×
「#エロ」のBL小説を読む
BL小説 BLove
- ナノ -
06

一年の締めである試験がいよいよ始まった。皆が神経質のようにピリピリとする中、もちろんハリーたちも皆と同じようにピリピリしていた。ただし、その理由は皆とは違ったものだけど。

処罰の日からハリーたち、否ハリーに私は監視されているように感じていた。何処にいても視線を感じる上に、あからさまに余所余所しい態度になったから。
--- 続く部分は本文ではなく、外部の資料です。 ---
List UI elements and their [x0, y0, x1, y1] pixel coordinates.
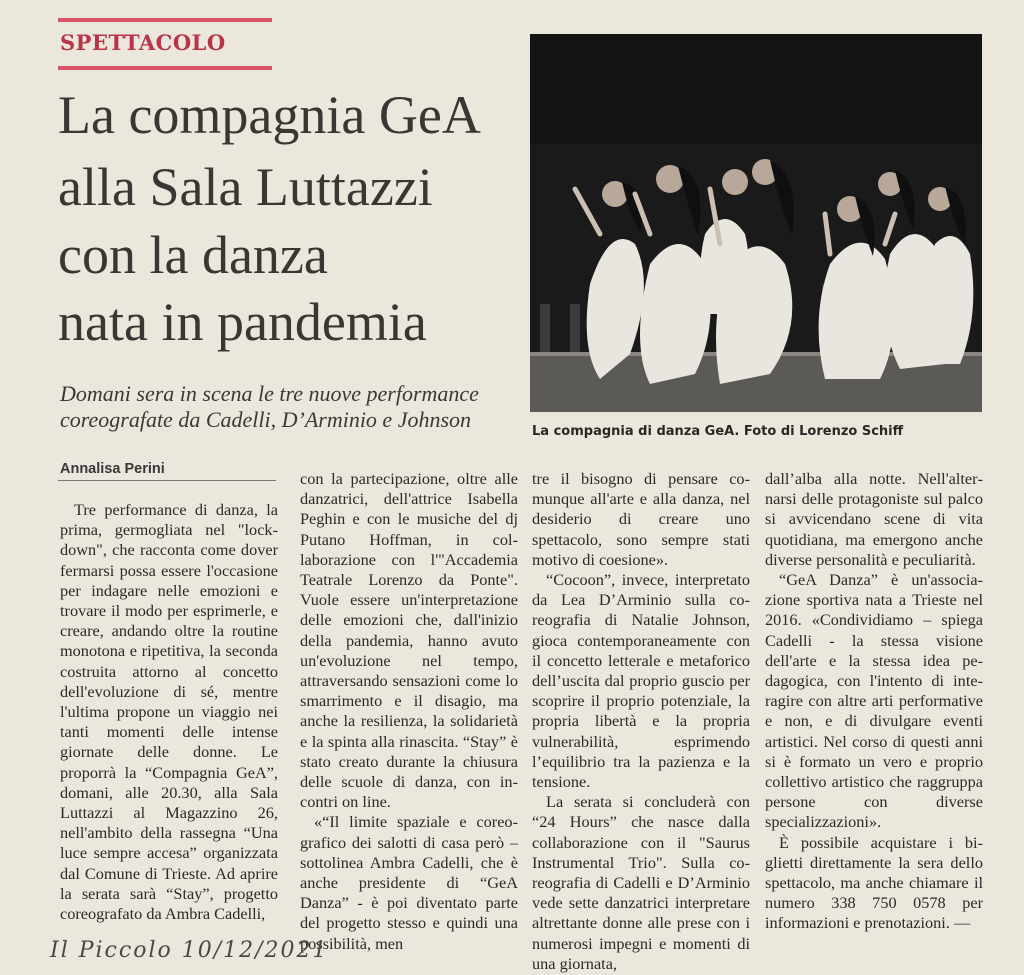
section-rule-bottom [58, 66, 272, 70]
handwritten-source-date: Il Piccolo 10/12/2021 [50, 938, 329, 963]
article-column-4 [765, 469, 983, 934]
section-rule-top [58, 18, 272, 22]
article-column-3 [532, 469, 750, 974]
headline-line-3: con la danza [58, 225, 328, 285]
section-label: SPETTACOLO [60, 30, 226, 55]
author-byline: Annalisa Perini [60, 461, 165, 477]
paragraph: con la partecipazione, oltre alle danzatrici, dell'attrice Isabella Peghin e con le musiche del dj Putano Hoffman, in collaborazione con l'"Accademia Teatrale Lorenzo da Ponte". Vuole essere un'interpretazione delle emozioni che, dall'inizio della pandemia, hanno avuto un'evoluzione nel tempo, attraversando sensazioni come lo smarrimento e il disagio, ma anche la resilienza, la solidarietà e la spinta alla rinascita. “Stay” è stato creato durante la chiusura delle scuole di danza, con incontri on line. [300, 469, 518, 812]
headline-line-1: La compagnia GeA [58, 85, 481, 145]
article-column-2 [300, 469, 518, 954]
headline-line-4: nata in pandemia [58, 292, 427, 352]
paragraph: dall’alba alla notte. Nell'alternarsi delle protagoniste sul palco si avvicendano scene di vita quotidiana, ma emergono anche diverse personalità e peculiarità. [765, 469, 983, 569]
subheadline-line-2: coreografate da Cadelli, D’Arminio e Johnson [60, 407, 472, 432]
paragraph: “GeA Danza” è un'associazione sportiva nata a Trieste nel 2016. «Condividiamo – spiega Cadelli - la stessa visione dell'arte e la stessa idea pedagogica, con l'intento di interagire con altre arti performative e non, e di divulgare eventi artistici. Nel corso di questi anni si è formato un vero e proprio collettivo artistico che raggruppa persone con diverse specializzazioni». [765, 570, 983, 832]
paragraph: tre il bisogno di pensare comunque all'arte e alla danza, nel desiderio di creare uno spettacolo, sono sempre stati motivo di coesione». [532, 469, 750, 569]
photo-caption: La compagnia di danza GeA. Foto di Lorenzo Schiff [532, 424, 904, 439]
headline-line-2: alla Sala Luttazzi [58, 157, 433, 217]
paragraph: Tre performance di danza, la prima, germogliata nel "lockdown", che racconta come dover fermarsi possa essere l'occasione per indagare nelle emozioni e trovare il modo per esprimerle, e creare, andando oltre la routine monotona e ripetitiva, la seconda costruita attorno al concetto dell'evoluzione di sé, mentre l'ultima propone un viaggio nei tanti momenti delle intense giornate delle donne. Le proporrà la “Compagnia GeA”, domani, alle 20.30, alla Sala Luttazzi al Magazzino 26, nell'ambito della rassegna “Una luce sempre accesa” organizzata dal Comune di Trieste. Ad aprire la serata sarà “Stay”, progetto coreografato da Ambra Cadelli, [60, 500, 278, 924]
author-divider [58, 480, 276, 481]
paragraph: È possibile acquistare i biglietti direttamente la sera dello spettacolo, ma anche chiamare il numero 338 750 0578 per informazioni e prenotazioni. — [765, 832, 983, 933]
paragraph: La serata si concluderà con “24 Hours” che nasce dalla collaborazione con il "Saurus Instrumental Trio". Sulla coreografia di Cadelli e D’Arminio vede sette danzatrici interpretare altrettante donne alle prese con i numerosi impegni e momenti di una giornata, [532, 792, 750, 973]
paragraph: “Cocoon”, invece, interpretato da Lea D’Arminio sulla coreografia di Natalie Johnson, gioca contemporaneamente con il concetto letterale e metaforico dell’uscita dal proprio guscio per scoprire il proprio potenziale, la propria libertà e la propria vulnerabilità, esprimendo l’equilibrio tra la pazienza e la tensione. [532, 570, 750, 792]
dancers-illustration [530, 34, 982, 412]
article-column-1 [60, 500, 278, 924]
paragraph: «“Il limite spaziale e coreografico dei salotti di casa però – sottolinea Ambra Cadelli, che è anche presidente di “GeA Danza” - è poi diventato parte del progetto stesso e quindi una possibilità, men [300, 812, 518, 953]
dancers-photo [530, 34, 982, 412]
subheadline-line-1: Domani sera in scena le tre nuove performance [60, 381, 479, 406]
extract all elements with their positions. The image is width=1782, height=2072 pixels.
あの時、ハリーが何を感じたのかは知らないけど何かを感じて、察して、私に疑いを持ったのは明らかだった。

まぁ、私にとっては取るに足らないことだけど。

試験勉強はもちろんのこと、食事、教室の移動、談話室でさえ私は一人になった。でも今更、仲間外れにされて泣くほど子供じゃない。十数年も生きていれば似たようなことは誰しもが体験して通るものだ。


「First name」


談話室だとハリーやらその他の好奇心の視線が煩わしくて、わざわざ図書館まで来て最後の試験である魔法史の勉強をしていれば背後から声を掛けられた。


「あ、ドラコ」

「座っても良いか?」


ドラコは断りを入れてから私の向かい側に座った。そして私を見ている。それはもう穴が空くんじゃないかってぐらい、見てる。ドラコの手には羽根ペンも羊皮紙もなければ教科書すらない。どうやら勉強しにきたわけではなさそうだ。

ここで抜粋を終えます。